HTTP and the Web explained for game developers

It is not usual for a game developer to be well-versed in the web and its inner workings, but today, games often interact with web services to become more connected with their players. Discord bots, email newsletters, cloud file storage, and in-app purchases are just some of the features that require integration with external web APIs. This article will explain the basics needed to understand such integrations.

The HTTP protocol

Hypertext Transfer Protocol (HTTP) is the communication protocol used by most of the Web (the Web = all the websites out there and their interlinking). It is built on top of a simpler protocol, called TCP. Let's first start with TCP:

Transmission Control Protocol (TCP) lets two applications on two different computers communicate, by creating an illusion of a two-way communication channel between them.
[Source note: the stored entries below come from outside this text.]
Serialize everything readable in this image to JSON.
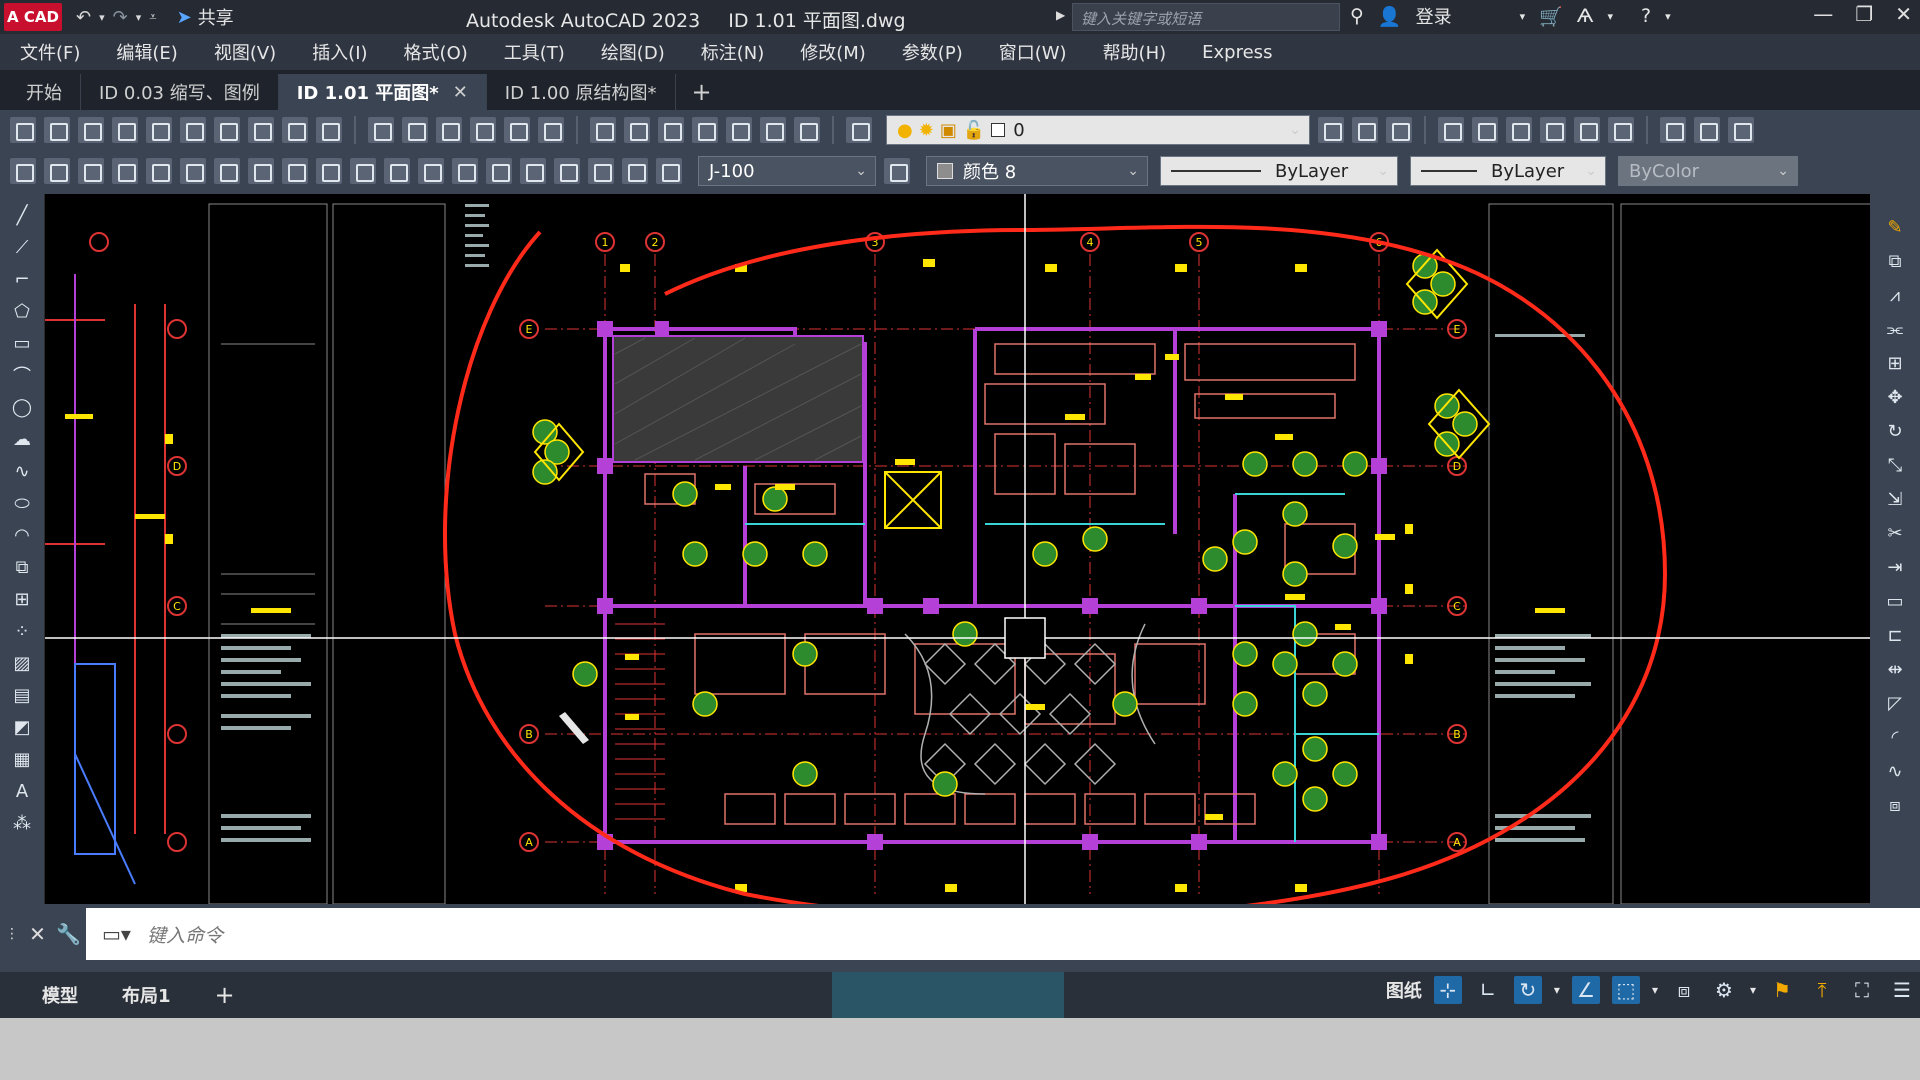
{
  "app": {
    "logo": "A CAD",
    "share": "共享",
    "title_app": "Autodesk AutoCAD 2023",
    "title_file": "ID 1.01 平面图.dwg",
    "search_placeholder": "键入关键字或短语",
    "login": "登录"
  },
  "menu": [
    "文件(F)",
    "编辑(E)",
    "视图(V)",
    "插入(I)",
    "格式(O)",
    "工具(T)",
    "绘图(D)",
    "标注(N)",
    "修改(M)",
    "参数(P)",
    "窗口(W)",
    "帮助(H)",
    "Express"
  ],
  "tabs": [
    {
      "label": "开始",
      "active": false
    },
    {
      "label": "ID 0.03 缩写、图例",
      "active": false
    },
    {
      "label": "ID 1.01 平面图*",
      "active": true
    },
    {
      "label": "ID 1.00 原结构图*",
      "active": false
    }
  ],
  "toolbar": {
    "layer_value": "0",
    "dimstyle_value": "J-100",
    "color_value": "颜色 8",
    "linetype_value": "ByLayer",
    "lineweight_value": "ByLayer",
    "plotstyle_value": "ByColor"
  },
  "command": {
    "placeholder": "键入命令"
  },
  "layout_tabs": [
    "模型",
    "布局1"
  ],
  "status": {
    "paper": "图纸"
  },
  "drawing": {
    "grid_numbers": [
      "1",
      "2",
      "3",
      "4",
      "5",
      "6"
    ],
    "grid_letters": [
      "E",
      "D",
      "C",
      "B",
      "A"
    ]
  },
  "colors": {
    "annotation_red": "#ff2a1a",
    "wall_purple": "#b540d8",
    "yellow": "#ffe600",
    "green": "#3ad14a",
    "crosshair": "#ffffff"
  }
}
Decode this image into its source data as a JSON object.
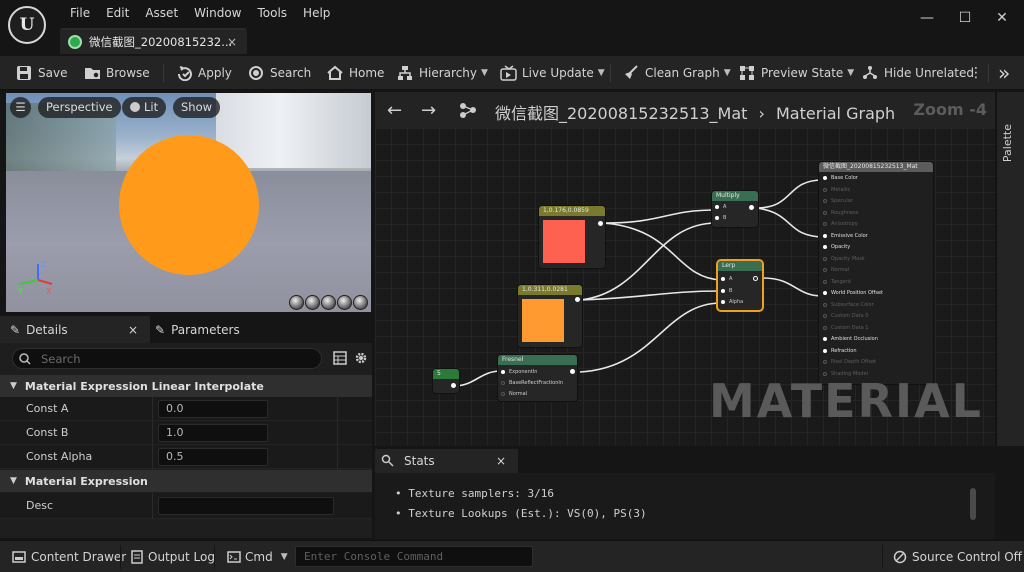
{
  "app": {
    "logo_text": "U",
    "menu": [
      "File",
      "Edit",
      "Asset",
      "Window",
      "Tools",
      "Help"
    ],
    "window_controls": {
      "minimize": "—",
      "maximize": "☐",
      "close": "✕"
    },
    "asset_tab": {
      "label": "微信截图_20200815232...",
      "close": "×"
    }
  },
  "toolbar": {
    "save": "Save",
    "browse": "Browse",
    "apply": "Apply",
    "search": "Search",
    "home": "Home",
    "hierarchy": "Hierarchy",
    "live_update": "Live Update",
    "clean_graph": "Clean Graph",
    "preview_state": "Preview State",
    "hide_unrelated": "Hide Unrelated",
    "more": "⋮",
    "expand": "»"
  },
  "viewport": {
    "perspective": "Perspective",
    "lit": "Lit",
    "show": "Show",
    "sphere_color": "#ff9a1a"
  },
  "details": {
    "tab_details": "Details",
    "tab_parameters": "Parameters",
    "close": "×",
    "search_placeholder": "Search",
    "section1": "Material Expression Linear Interpolate",
    "const_a_label": "Const A",
    "const_a": "0.0",
    "const_b_label": "Const B",
    "const_b": "1.0",
    "const_alpha_label": "Const Alpha",
    "const_alpha": "0.5",
    "section2": "Material Expression",
    "desc_label": "Desc",
    "desc_value": ""
  },
  "graph": {
    "title": "微信截图_20200815232513_Mat",
    "breadcrumb_sep": "›",
    "subtitle": "Material Graph",
    "zoom": "Zoom -4",
    "watermark": "MATERIAL",
    "palette": "Palette",
    "nodes": {
      "const1": {
        "title": "1,0.176,0.0859",
        "color": "#ff6150"
      },
      "const2": {
        "title": "1,0.311,0.0281",
        "color": "#ff9a30"
      },
      "scalar": {
        "title": "5"
      },
      "multiply": {
        "title": "Multiply",
        "pins": [
          "A",
          "B"
        ]
      },
      "lerp": {
        "title": "Lerp",
        "pins": [
          "A",
          "B",
          "Alpha"
        ]
      },
      "fresnel": {
        "title": "Fresnel",
        "pins": [
          "ExponentIn",
          "BaseReflectFractionIn",
          "Normal"
        ]
      },
      "result": {
        "title": "微信截图_20200815232513_Mat",
        "pins": [
          {
            "label": "Base Color",
            "active": true
          },
          {
            "label": "Metallic",
            "active": false
          },
          {
            "label": "Specular",
            "active": false
          },
          {
            "label": "Roughness",
            "active": false
          },
          {
            "label": "Anisotropy",
            "active": false
          },
          {
            "label": "Emissive Color",
            "active": true
          },
          {
            "label": "Opacity",
            "active": true
          },
          {
            "label": "Opacity Mask",
            "active": false
          },
          {
            "label": "Normal",
            "active": false
          },
          {
            "label": "Tangent",
            "active": false
          },
          {
            "label": "World Position Offset",
            "active": true
          },
          {
            "label": "Subsurface Color",
            "active": false
          },
          {
            "label": "Custom Data 0",
            "active": false
          },
          {
            "label": "Custom Data 1",
            "active": false
          },
          {
            "label": "Ambient Occlusion",
            "active": true
          },
          {
            "label": "Refraction",
            "active": true
          },
          {
            "label": "Pixel Depth Offset",
            "active": false
          },
          {
            "label": "Shading Model",
            "active": false
          }
        ]
      }
    }
  },
  "stats": {
    "tab": "Stats",
    "close": "×",
    "line1": "•  Texture samplers: 3/16",
    "line2": "•  Texture Lookups (Est.): VS(0), PS(3)"
  },
  "statusbar": {
    "content_drawer": "Content Drawer",
    "output_log": "Output Log",
    "cmd": "Cmd",
    "console_placeholder": "Enter Console Command",
    "source_control": "Source Control Off"
  }
}
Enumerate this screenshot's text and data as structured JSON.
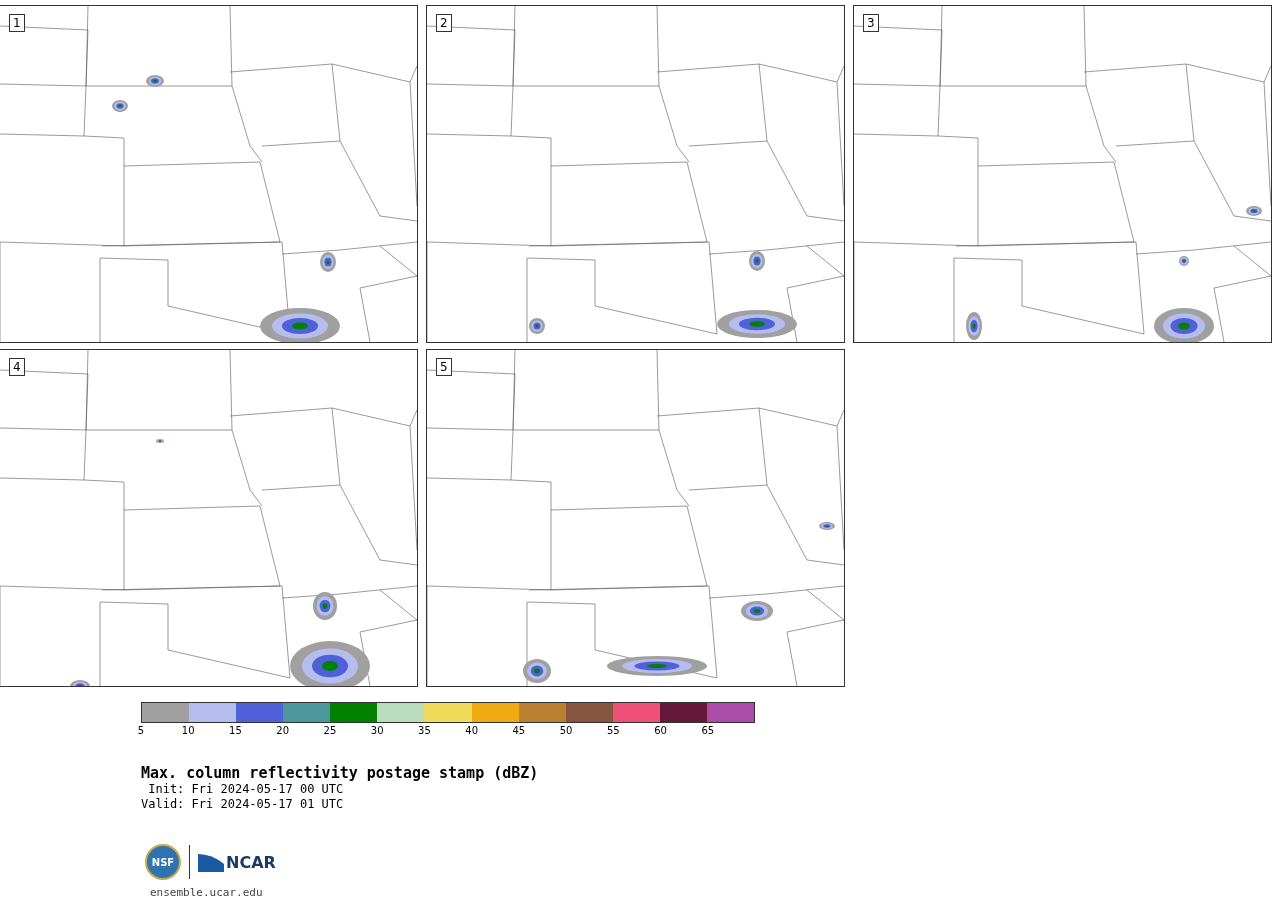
{
  "panels": [
    {
      "label": "1"
    },
    {
      "label": "2"
    },
    {
      "label": "3"
    },
    {
      "label": "4"
    },
    {
      "label": "5"
    }
  ],
  "legend": {
    "bins": [
      {
        "color": "#a0a0a0",
        "label": "5"
      },
      {
        "color": "#b4bdee",
        "label": "10"
      },
      {
        "color": "#5060d8",
        "label": "15"
      },
      {
        "color": "#4b979b",
        "label": "20"
      },
      {
        "color": "#008200",
        "label": "25"
      },
      {
        "color": "#b9dcbc",
        "label": "30"
      },
      {
        "color": "#f0dc5a",
        "label": "35"
      },
      {
        "color": "#f0aa14",
        "label": "40"
      },
      {
        "color": "#bb8030",
        "label": "45"
      },
      {
        "color": "#885540",
        "label": "50"
      },
      {
        "color": "#f05078",
        "label": "55"
      },
      {
        "color": "#661838",
        "label": "60"
      },
      {
        "color": "#aa4ca8",
        "label": "65"
      }
    ]
  },
  "title": "Max. column reflectivity postage stamp (dBZ)",
  "init": " Init: Fri 2024-05-17 00 UTC",
  "valid": "Valid: Fri 2024-05-17 01 UTC",
  "logo": {
    "seal": "NSF",
    "wordmark": "NCAR"
  },
  "url": "ensemble.ucar.edu"
}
The communication channel can be viewed as a two-track railway - one in one direction, the other in the other direction. Each of the two applications can send bytes (binary data) out to the other side, while simultaneously listening for incomming data. The technical details of how the data is split up into packets and sent over the network are not important, what is important is that each side can just dump a list of bytes into the connection and it will emerge on the other end, complete, and in the correct order.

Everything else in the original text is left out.